Interplay between HAUSP and SUMO is being evaluated using immunofluorescence assay, pull-down assay, co-immunoprecipitations, or in vitro and in vivo SUMOylation assays. To decipher its impact on tumour progression we first need to generate a SUMOylation mutant for HAUSP and to evaluate the impact of this mutation in HAUSP functions.
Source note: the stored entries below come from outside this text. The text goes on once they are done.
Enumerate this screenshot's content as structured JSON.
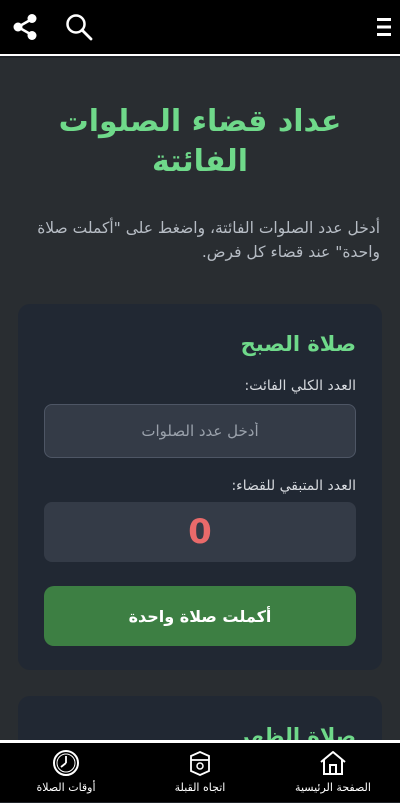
{
  "header": {
    "share_icon": "share-icon",
    "search_icon": "search-icon",
    "menu_icon": "menu-icon"
  },
  "page": {
    "title": "عداد قضاء الصلوات الفائتة",
    "intro": "أدخل عدد الصلوات الفائتة، واضغط على \"أكملت صلاة واحدة\" عند قضاء كل فرض."
  },
  "prayers": [
    {
      "name": "صلاة الصبح",
      "total_label": "العدد الكلي الفائت:",
      "total_placeholder": "أدخل عدد الصلوات",
      "total_value": "",
      "remaining_label": "العدد المتبقي للقضاء:",
      "remaining_value": "0",
      "complete_button": "أكملت صلاة واحدة"
    },
    {
      "name": "صلاة الظهر"
    }
  ],
  "bottom_nav": {
    "home": "الصفحة الرئيسية",
    "qibla": "اتجاه القبلة",
    "times": "أوقات الصلاة"
  },
  "colors": {
    "accent_green": "#6fd98a",
    "button_green": "#3d7f43",
    "remaining_red": "#e96a6a"
  }
}
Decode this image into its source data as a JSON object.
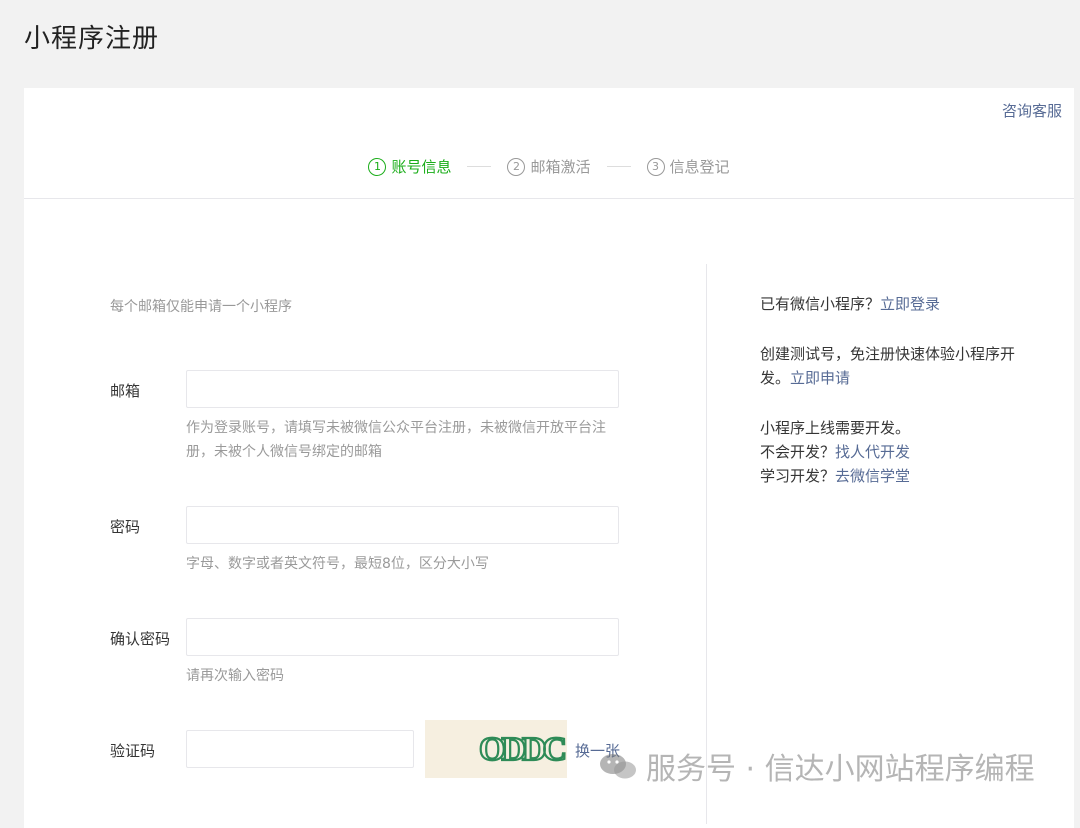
{
  "page": {
    "title": "小程序注册"
  },
  "header": {
    "consult_label": "咨询客服"
  },
  "steps": [
    {
      "num": "1",
      "label": "账号信息",
      "active": true
    },
    {
      "num": "2",
      "label": "邮箱激活",
      "active": false
    },
    {
      "num": "3",
      "label": "信息登记",
      "active": false
    }
  ],
  "form": {
    "tip": "每个邮箱仅能申请一个小程序",
    "email": {
      "label": "邮箱",
      "value": "",
      "hint": "作为登录账号，请填写未被微信公众平台注册，未被微信开放平台注册，未被个人微信号绑定的邮箱"
    },
    "password": {
      "label": "密码",
      "value": "",
      "hint": "字母、数字或者英文符号，最短8位，区分大小写"
    },
    "confirm_password": {
      "label": "确认密码",
      "value": "",
      "hint": "请再次输入密码"
    },
    "captcha": {
      "label": "验证码",
      "value": "",
      "image_text": "ODDC",
      "refresh_label": "换一张"
    }
  },
  "side": {
    "login_text": "已有微信小程序？",
    "login_link": "立即登录",
    "test_text": "创建测试号，免注册快速体验小程序开发。",
    "test_link": "立即申请",
    "dev_line1": "小程序上线需要开发。",
    "dev_line2_text": "不会开发？",
    "dev_line2_link": "找人代开发",
    "dev_line3_text": "学习开发？",
    "dev_line3_link": "去微信学堂"
  },
  "watermark": {
    "text": "服务号 · 信达小网站程序编程"
  },
  "colors": {
    "accent_green": "#1aad19",
    "link_blue": "#576b95",
    "muted": "#999999"
  }
}
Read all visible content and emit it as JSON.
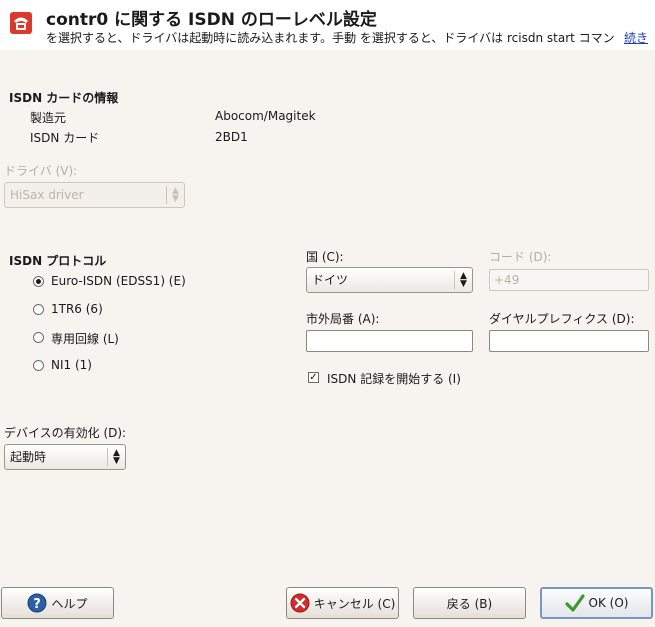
{
  "header": {
    "title": "contr0 に関する ISDN のローレベル設定",
    "description": "を選択すると、ドライバは起動時に読み込まれます。手動 を選択すると、ドライバは rcisdn start コマンド...",
    "more_link": "続き"
  },
  "card_info": {
    "heading": "ISDN カードの情報",
    "manufacturer_label": "製造元",
    "manufacturer_value": "Abocom/Magitek",
    "card_label": "ISDN カード",
    "card_value": "2BD1"
  },
  "driver": {
    "label": "ドライバ (V):",
    "value": "HiSax driver"
  },
  "protocol": {
    "heading": "ISDN プロトコル",
    "options": [
      {
        "label": "Euro-ISDN (EDSS1) (E)",
        "checked": true
      },
      {
        "label": "1TR6 (6)",
        "checked": false
      },
      {
        "label": "専用回線 (L)",
        "checked": false
      },
      {
        "label": "NI1 (1)",
        "checked": false
      }
    ]
  },
  "country": {
    "label": "国 (C):",
    "value": "ドイツ"
  },
  "code": {
    "label": "コード (D):",
    "value": "+49"
  },
  "area_code": {
    "label": "市外局番 (A):",
    "value": ""
  },
  "dial_prefix": {
    "label": "ダイヤルプレフィクス (D):",
    "value": ""
  },
  "logging": {
    "label": "ISDN 記録を開始する (I)",
    "checked": true
  },
  "device_activation": {
    "label": "デバイスの有効化 (D):",
    "value": "起動時"
  },
  "buttons": {
    "help": "ヘルプ",
    "cancel": "キャンセル (C)",
    "back": "戻る (B)",
    "ok": "OK (O)"
  }
}
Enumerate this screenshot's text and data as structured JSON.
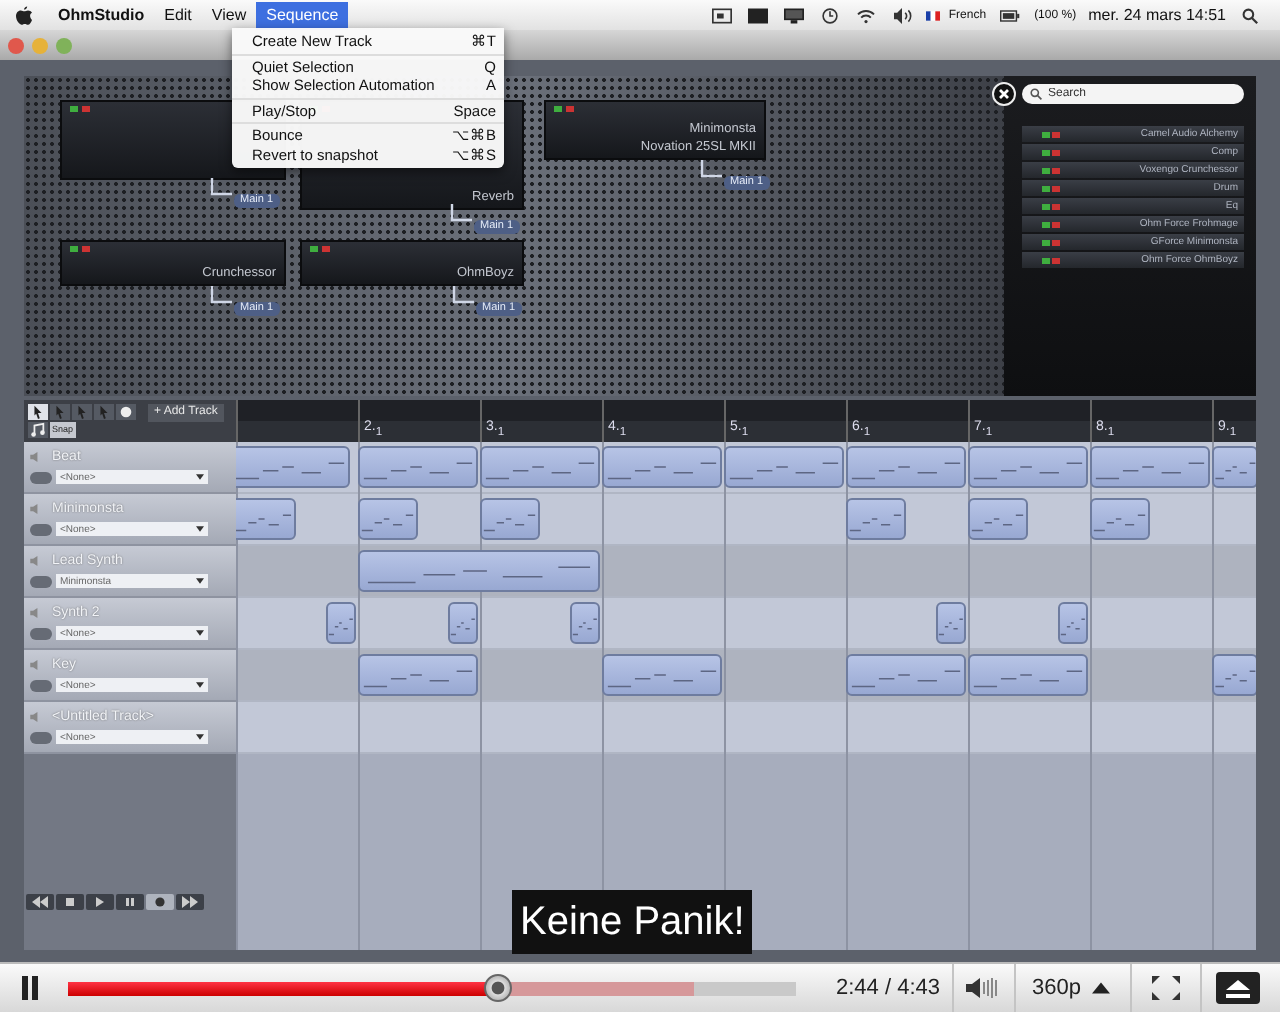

Then, we need to modulate the HAUSP-SUMO interaction in a HCC model and to evaluate the effect of this modulation on cellular proliferation, apoptosis, migration, metastasis, etc.

Results

Results of our lab reveal the covalent conjugation of HAUSP to SUMO. Moreover, we have preliminary data indicating that HAUSP also interacts with SUMO in a non-covalent manner. Finally, our results point to the HAUSP domains involved in SUMO interaction.


Conclusions
Our results, so far, indicate that SUMO interacts and modulate HAUSP. This interaction may be a therapeutic strategy against those HAUSP-related diseases


Funding

Ayuda predoctoral 2024 from Asociación Española Contra el Cáncer; Proteínas tipo ubiquitina en la interacción virus-célula. PID2021-126510NB-100, Ministerio de Ciencia e Innovación. PI: Carmen Rivas.